O’Brien’s overall Celtics record was 139-119, and the chances are good that the Celtics would have remained a respectable team if he could have reached an accommodation with Ainge.
Instead, Jim went to coach the then-troubled 76ers, where big things were expected of him. A native Philadelphian and star college player there, he hoped to better the team as he had in Boston. He brought with him Dick Harter, his trusted lieutenant and another defensive specialist. But as the season wore on, things didn’t work out. Though the squad improved by 10 games, Jim had to deal with personalities like Chris Webber, who openly questioned some of O’Brien’s moves. Philly management apparently wanted former 76ers star Maurice Cheeks to coach, but Cheeks was allegedly under contract in Portland at the time, and despite the improvement, the team went out early in the playoffs. Three weeks later, O’Brien was given his walking papers, and Cheeks was brought in.

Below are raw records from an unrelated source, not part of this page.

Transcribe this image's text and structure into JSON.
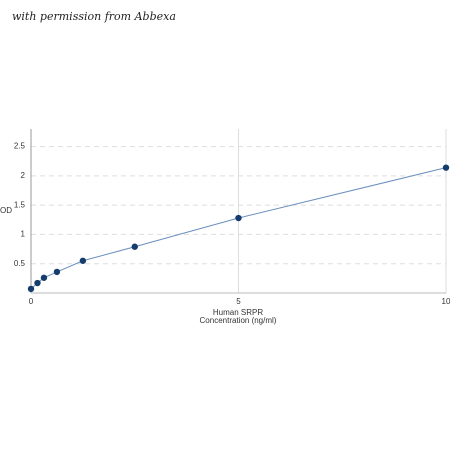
{
  "watermark": "with permission from Abbexa",
  "chart_data": {
    "type": "line",
    "ylabel": "OD",
    "xlabel": [
      "Human SRPR",
      "Concentration (ng/ml)"
    ],
    "x": [
      0,
      0.156,
      0.312,
      0.625,
      1.25,
      2.5,
      5,
      10
    ],
    "series": [
      {
        "color": "#143d6e",
        "values": [
          0.07,
          0.17,
          0.26,
          0.36,
          0.55,
          0.79,
          1.28,
          2.14
        ]
      }
    ],
    "line_color": "#6b8fbf",
    "xlim": [
      0,
      10
    ],
    "xticks": [
      0,
      5,
      10
    ],
    "ylim": [
      0,
      2.8
    ],
    "yticks": [
      0.5,
      1,
      1.5,
      2,
      2.5
    ],
    "grid": true
  }
}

Meanwhile, under new Celtic coach Doc Rivers, who was hired in 2004, the Celtics were up and down for three years. A surprising first place finish in 2004-05 was followed by two tough and depressing seasons, before Rivers and Ainge hit the jackpot with Kevin Garnett, Ray Allen, and a rejuvenated Pierce last season. Ainge became Executive of the Year, and Rivers an NBA Championship coach.
Rather than being the mentor of a league champ, O’Brien is in Indiana, where he has been beset by numerous injuries and troubled players and even failed to make the playoffs last season. As longtime Celtics beat writer Mike Fine wrote earlier this year: “Jim O’Brien can’t catch a break”.
For many reasons, O’Brien is not rated today with the all-time great Celtic coaches. But if he had found a way to stay, he might be. All in all, Jim O’Brien should be remembered as the coach who first began to restore Celtic Pride.